To be a disciple of Jesus is not only to serve him as Master, but also to follow in His footsteps, to imitate him, to be like him. To do greater works, to be the greatest in the kingdom, is not only to be God’s powerful instrument of service, but also to become like Jesus himself. Which is harder--to do the works of Jesus or to live the life of Jesus? The disciples were empowered to drive out demons, but they were still jostling for positions of honor in the kingdom. God can use anyone, even a sinful instrument, to do His great works; we just need to make ourselves available. But God cannot force us to become like Jesus, to attain to the very holiness of God. That we need to strive for, desiring it with all our heart and going for it with all our strength.

What can help us in accomplishing the greater work of becoming like Jesus?

First, we strive for the very holiness of God. This is radical work. It is not just praying everyday, or reading the Bible everyday, or doing good to others. What Jesus says is that if any part of us causes us to sin, we are to get rid of it! (Mt 18:8-9). Jesus is not necessarily telling us to literally maim ourselves, but he is saying that sin is a very serious matter. Jesus wants to shock us into really thinking about how to avoid sin at all costs. Jesus wants us to make it to heaven, even if no longer whole, but holy.

Second, we look not only to our own righteousness but also to those of others. We avoid whatever action will lead to a disciple weakening in or losing his faith. We avoid causing another to stumble. We avoid scandal. Jesus issues a stark warning: “Woe to the world because of things that cause sin! Such things must come, but woe to the one through whom they come!” (Mt 18:7). We are all sinners, and we sin due to the weakness of our flesh, the allure of the world, and the attack of the evil one. But let it not be your fault that another sins. If it is you who causes another to sin, then not only is it better to lose a hand or foot or eye, but “it would be better for him to have a great millstone hung around his neck and to be drowned in the depths of the sea.” (Mt 18:6).

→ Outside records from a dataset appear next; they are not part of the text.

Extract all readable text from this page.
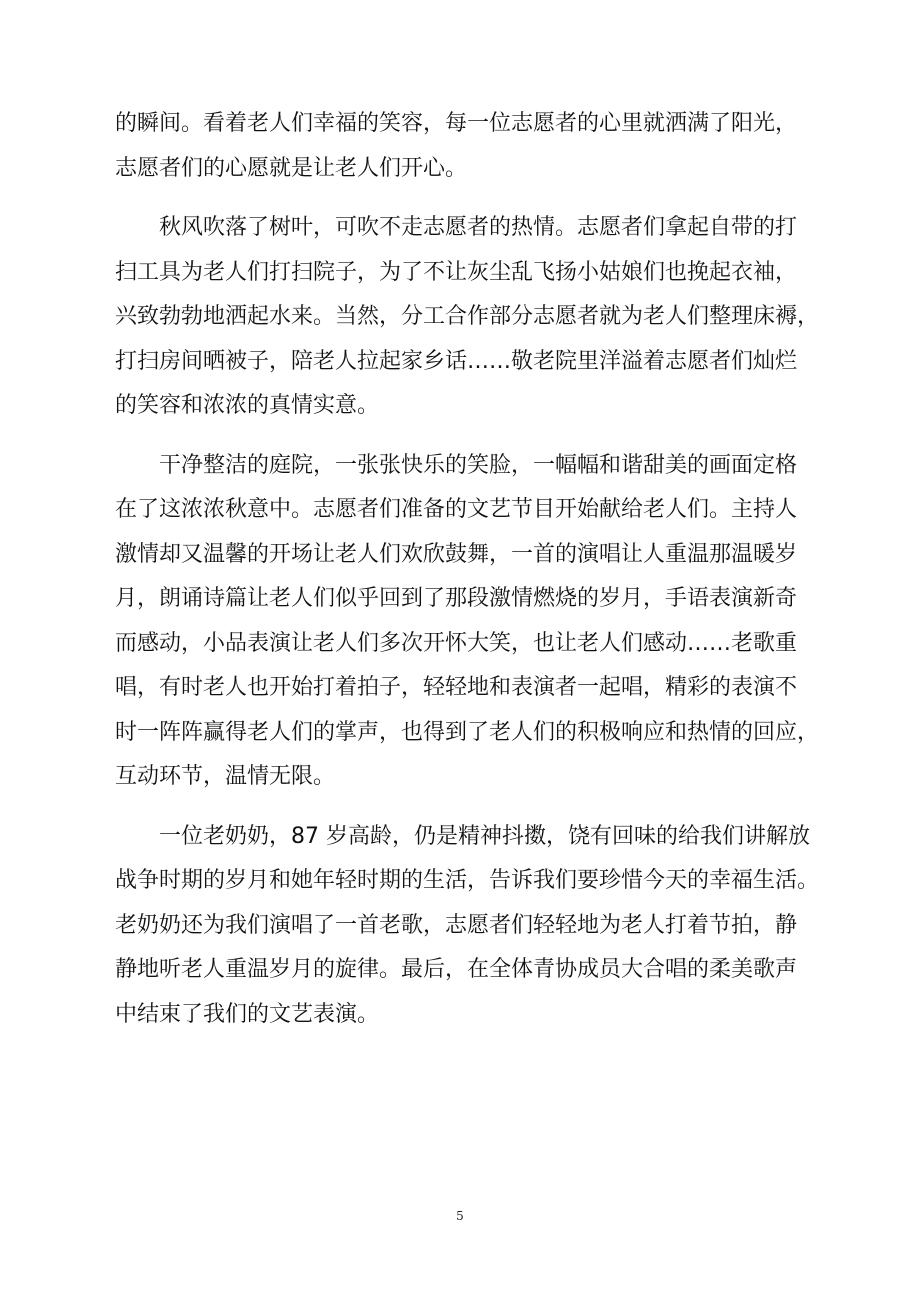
的瞬间。看着老人们幸福的笑容，每一位志愿者的心里就洒满了阳光，
志愿者们的心愿就是让老人们开心。

秋风吹落了树叶，可吹不走志愿者的热情。志愿者们拿起自带的打
扫工具为老人们打扫院子，为了不让灰尘乱飞扬小姑娘们也挽起衣袖，
兴致勃勃地洒起水来。当然，分工合作部分志愿者就为老人们整理床褥，
打扫房间晒被子，陪老人拉起家乡话……敬老院里洋溢着志愿者们灿烂
的笑容和浓浓的真情实意。

干净整洁的庭院，一张张快乐的笑脸，一幅幅和谐甜美的画面定格
在了这浓浓秋意中。志愿者们准备的文艺节目开始献给老人们。主持人
激情却又温馨的开场让老人们欢欣鼓舞，一首的演唱让人重温那温暖岁
月，朗诵诗篇让老人们似乎回到了那段激情燃烧的岁月，手语表演新奇
而感动，小品表演让老人们多次开怀大笑，也让老人们感动……老歌重
唱，有时老人也开始打着拍子，轻轻地和表演者一起唱，精彩的表演不
时一阵阵赢得老人们的掌声，也得到了老人们的积极响应和热情的回应，
互动环节，温情无限。

一位老奶奶，87 岁高龄，仍是精神抖擞，饶有回味的给我们讲解放
战争时期的岁月和她年轻时期的生活，告诉我们要珍惜今天的幸福生活。
老奶奶还为我们演唱了一首老歌，志愿者们轻轻地为老人打着节拍，静
静地听老人重温岁月的旋律。最后，在全体青协成员大合唱的柔美歌声
中结束了我们的文艺表演。

5
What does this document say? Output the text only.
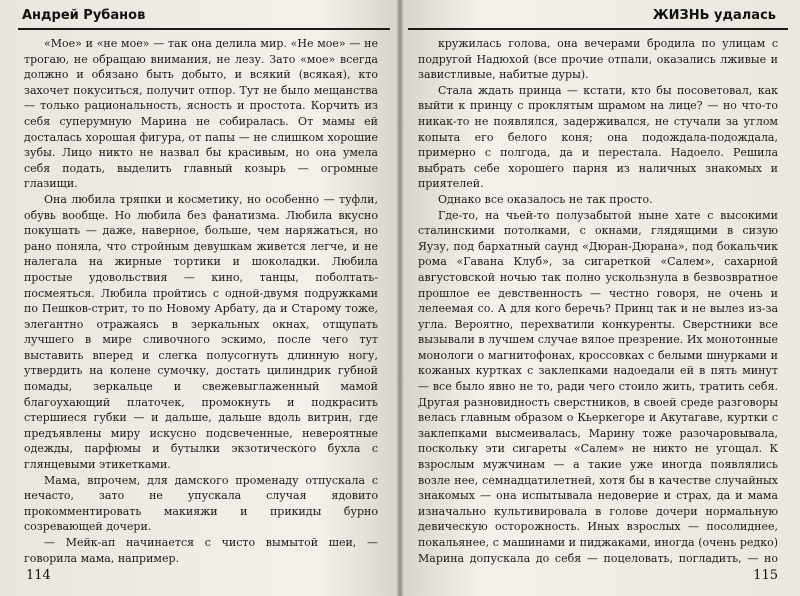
Андрей Рубанов

«Мое» и «не мое» — так она делила мир. «Не мое» — не трогаю, не обращаю внимания, не лезу. Зато «мое» всегда должно и обязано быть добыто, и всякий (всякая), кто захочет покуситься, получит отпор. Тут не было мещанства — только рациональность, ясность и простота. Корчить из себя суперумную Марина не собиралась. От мамы ей досталась хорошая фигура, от папы — не слишком хорошие зубы. Лицо никто не назвал бы красивым, но она умела себя подать, выделить главный козырь — огромные глазищи.

Она любила тряпки и косметику, но особенно — туфли, обувь вообще. Но любила без фанатизма. Любила вкусно покушать — даже, наверное, больше, чем наряжаться, но рано поняла, что стройным девушкам живется легче, и не налегала на жирные тортики и шоколадки. Любила простые удовольствия — кино, танцы, поболтать-посмеяться. Любила пройтись с одной-двумя подружками по Пешков-стрит, то по Новому Арбату, да и Старому тоже, элегантно отражаясь в зеркальных окнах, отщупать лучшего в мире сливочного эскимо, после чего тут выставить вперед и слегка полусогнуть длинную ногу, утвердить на колене сумочку, достать цилиндрик губной помады, зеркальце и свежевыглаженный мамой благоухающий платочек, промокнуть и подкрасить стершиеся губки — и дальше, дальше вдоль витрин, где предъявлены миру искусно подсвеченные, невероятные одежды, парфюмы и бутылки экзотического бухла с глянцевыми этикетками.

Мама, впрочем, для дамского променаду отпускала с нечасто, зато не упускала случая ядовито прокомментировать макияжи и прикиды бурно созревающей дочери.

— Мейк-ап начинается с чисто вымытой шеи, — говорила мама, например.

114
ЖИЗНЬ удалась

кружилась голова, она вечерами бродила по улицам с подругой Надюхой (все прочие отпали, оказались лживые и завистливые, набитые дуры).

Стала ждать принца — кстати, кто бы посоветовал, как выйти к принцу с проклятым шрамом на лице? — но что-то никак-то не появлялся, задерживался, не стучали за углом копыта его белого коня; она подождала-подождала, примерно с полгода, да и перестала. Надоело. Решила выбрать себе хорошего парня из наличных знакомых и приятелей.

Однако все оказалось не так просто.

Где-то, на чьей-то полузабытой ныне хате с высокими сталинскими потолками, с окнами, глядящими в сизую Яузу, под бархатный саунд «Дюран-Дюрана», под бокальчик рома «Гавана Клуб», за сигареткой «Салем», сахарной августовской ночью так полно ускользнула в безвозвратное прошлое ее девственность — честно говоря, не очень и лелеемая со. А для кого беречь? Принц так и не вылез из-за угла. Вероятно, перехватили конкуренты. Сверстники все вызывали в лучшем случае вялое презрение. Их монотонные монологи о магнитофонах, кроссовках с белыми шнурками и кожаных куртках с заклепками надоедали ей в пять минут — все было явно не то, ради чего стоило жить, тратить себя. Другая разновидность сверстников, в своей среде разговоры велась главным образом о Кьеркегоре и Акутагаве, куртки с заклепками высмеивалась, Марину тоже разочаровывала, поскольку эти сигареты «Салем» не никто не угощал. К взрослым мужчинам — а такие уже иногда появлялись возле нее, семнадцатилетней, хотя бы в качестве случайных знакомых — она испытывала недоверие и страх, да и мама изначально культивировала в голове дочери нормальную девическую осторожность. Иных взрослых — посолиднее, покальянее, с машинами и пиджаками, иногда (очень редко) Марина допускала до себя — поцеловать, погладить, — но

115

Third, we do not despise any of our fellow disciples (Mt 18:10a). We are all part of the one body of Christ on earth. We are journeying together. We are our brother’s keeper. We assist one another along the path of faith and holiness. We see the inherent dignity of everyone as a child of God. We value the work done by anyone, even those who are seemingly the least in works. If everyone has a guardian angel who represents him before God (Mt 18:10b), who are we to diminish the worth or work of anyone?

As disciples, we look to Jesus, striving to be holy as he is holy, and we look to our brethren, seeing Jesus in them. If we do so, then we will not have to worry about a great millstone around our neck, but rather, we can expectantly and joyfully look forward to the greater works that God will enable us to do.

BE.LI.EV.E, and know that faith works wonders.